Dad’s involvement with public education did not stop there, however. Gov. David Lawrence had appointed him to an advisory committee to review Pennsylvania’s educational program in 1960. This effort ultimately led to one of the most sweeping education reforms in the nation’s history, with Pop being appointed to the state Council of Higher Education in 1964 by Gov. William Scranton.
A major part of the state educational reform was to consolidate about 2,000 school districts into about 500. Under the mandate, Quaker Valley became a union school district, with a much smaller board to govern its operation.

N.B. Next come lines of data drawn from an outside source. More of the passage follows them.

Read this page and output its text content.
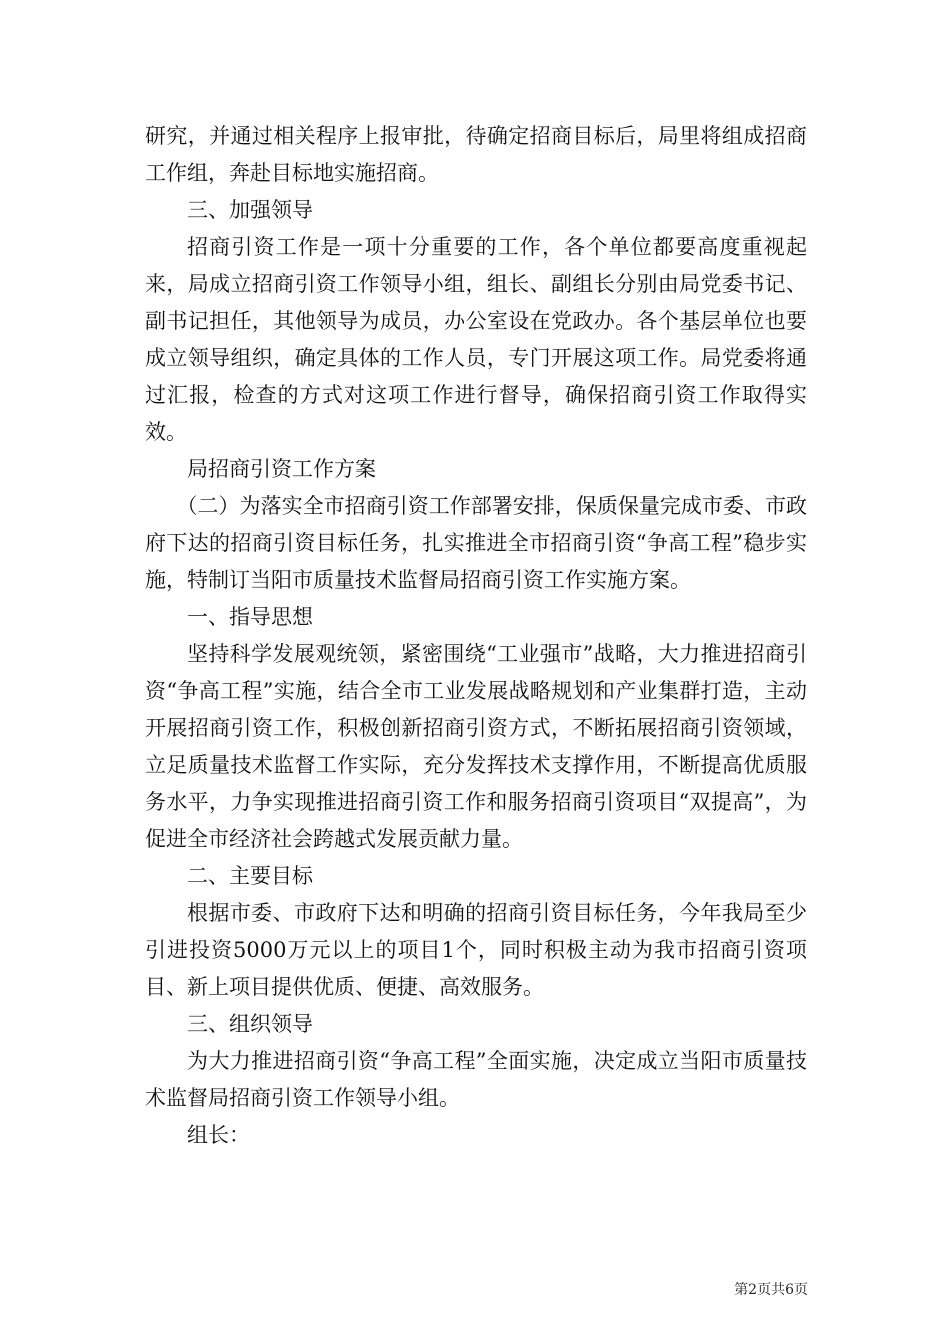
研究，并通过相关程序上报审批，待确定招商目标后，局里将组成招商工作组，奔赴目标地实施招商。

三、加强领导

招商引资工作是一项十分重要的工作，各个单位都要高度重视起来，局成立招商引资工作领导小组，组长、副组长分别由局党委书记、副书记担任，其他领导为成员，办公室设在党政办。各个基层单位也要成立领导组织，确定具体的工作人员，专门开展这项工作。局党委将通过汇报，检查的方式对这项工作进行督导，确保招商引资工作取得实效。

局招商引资工作方案

（二）为落实全市招商引资工作部署安排，保质保量完成市委、市政府下达的招商引资目标任务，扎实推进全市招商引资“争高工程”稳步实施，特制订当阳市质量技术监督局招商引资工作实施方案。

一、指导思想

坚持科学发展观统领，紧密围绕“工业强市”战略，大力推进招商引资“争高工程”实施，结合全市工业发展战略规划和产业集群打造，主动开展招商引资工作，积极创新招商引资方式，不断拓展招商引资领域，立足质量技术监督工作实际，充分发挥技术支撑作用，不断提高优质服务水平，力争实现推进招商引资工作和服务招商引资项目“双提高”，为促进全市经济社会跨越式发展贡献力量。

二、主要目标

根据市委、市政府下达和明确的招商引资目标任务，今年我局至少引进投资5000万元以上的项目1个，同时积极主动为我市招商引资项目、新上项目提供优质、便捷、高效服务。

三、组织领导

为大力推进招商引资“争高工程”全面实施，决定成立当阳市质量技术监督局招商引资工作领导小组。

组长：

第2页共6页
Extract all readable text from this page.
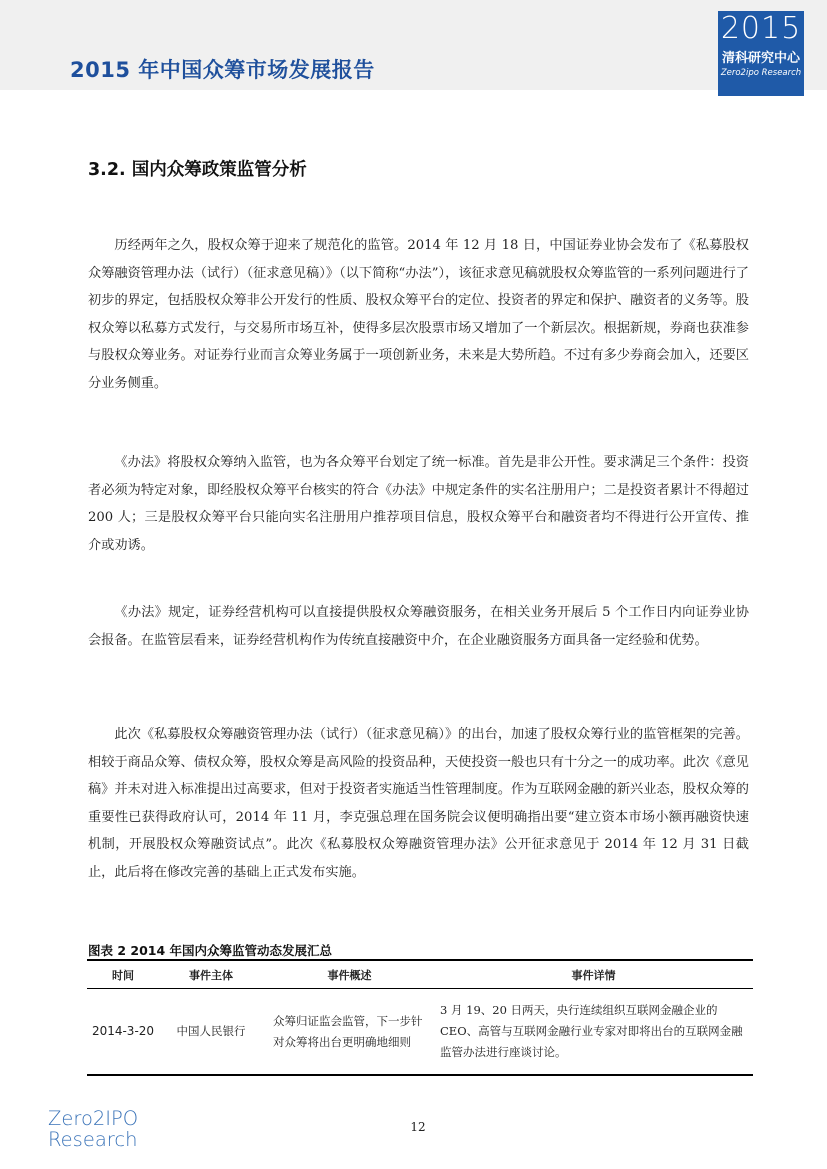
2015 年中国众筹市场发展报告
2015
清科研究中心
Zero2ipo Research
3.2. 国内众筹政策监管分析
历经两年之久，股权众筹于迎来了规范化的监管。2014 年 12 月 18 日，中国证券业协会发布了《私募股权众筹融资管理办法（试行）（征求意见稿）》（以下简称“办法”），该征求意见稿就股权众筹监管的一系列问题进行了初步的界定，包括股权众筹非公开发行的性质、股权众筹平台的定位、投资者的界定和保护、融资者的义务等。股权众筹以私募方式发行，与交易所市场互补，使得多层次股票市场又增加了一个新层次。根据新规，券商也获准参与股权众筹业务。对证券行业而言众筹业务属于一项创新业务，未来是大势所趋。不过有多少券商会加入，还要区分业务侧重。
《办法》将股权众筹纳入监管，也为各众筹平台划定了统一标准。首先是非公开性。要求满足三个条件：投资者必须为特定对象，即经股权众筹平台核实的符合《办法》中规定条件的实名注册用户；二是投资者累计不得超过 200 人；三是股权众筹平台只能向实名注册用户推荐项目信息，股权众筹平台和融资者均不得进行公开宣传、推介或劝诱。
《办法》规定，证券经营机构可以直接提供股权众筹融资服务，在相关业务开展后 5 个工作日内向证券业协会报备。在监管层看来，证券经营机构作为传统直接融资中介，在企业融资服务方面具备一定经验和优势。
此次《私募股权众筹融资管理办法（试行）（征求意见稿）》的出台，加速了股权众筹行业的监管框架的完善。相较于商品众筹、债权众筹，股权众筹是高风险的投资品种，天使投资一般也只有十分之一的成功率。此次《意见稿》并未对进入标准提出过高要求，但对于投资者实施适当性管理制度。作为互联网金融的新兴业态，股权众筹的重要性已获得政府认可，2014 年 11 月，李克强总理在国务院会议便明确指出要“建立资本市场小额再融资快速机制，开展股权众筹融资试点”。此次《私募股权众筹融资管理办法》公开征求意见于 2014 年 12 月 31 日截止，此后将在修改完善的基础上正式发布实施。
图表 2 2014 年国内众筹监管动态发展汇总
时间	事件主体	事件概述	事件详情
2014-3-20	中国人民银行	众筹归证监会监管，下一步针对众筹将出台更明确地细则	3 月 19、20 日两天，央行连续组织互联网金融企业的 CEO、高管与互联网金融行业专家对即将出台的互联网金融监管办法进行座谈讨论。
Zero2IPO
Research
12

In 1965, Dad became chairman of the Council of Higher Education and served in that role until 1968, when he resigned in a public dispute with Gov. Raymond Shafer on the state’s decision to make public money available to private schools. The next year, he joined the Board of Trustees of the Allegheny County Community College and served for a few years in that capacity.
Upon his retirement from the Post-Gazette in 1977, his educational involvement took a final turn, when he returned to his beloved University of Georgia, his alma mater an a visiting instructor at the Henry W. Grady School of Journalism. Dad had been one of the first students at that journalism school in the 1930’s, and taught there for five years until he finally retired in June 1982.
For the three of us, Dad’s dedication and service to public education has been an immense source of family pride. But clearly his pivotal role in the creation of the Quaker Valley school district is his true legacy.
The Hawkins family owes much to Quaker Valley. All three of us graduated from there with fine educations that enabled us to attend outstanding universities. Frank and Bill both graduated from Cornell, and John was the first Quaker Valley student admitted to Princeton.
But the QV connection runs even deeper. Bill married Diane Taylor, class of 1960, and John married Dottie Szura, class of 1967, and daughter of Leon Szura, the school’s legendary music director and composer of the Quaker Valley alma mater.
We congratulate the district on its wonderful success, and look forward to its continued growth into a stellar example of public education at its finest. Now 50 years later, we still look back on our QV days as among the highlights of our lives. We cherish the friendships we made, and the memories we created with our classmates. Although we have relocated to other parts of America, Quaker Valley remains a centerpiece in our hearts. We truly are a Quaker Valley family!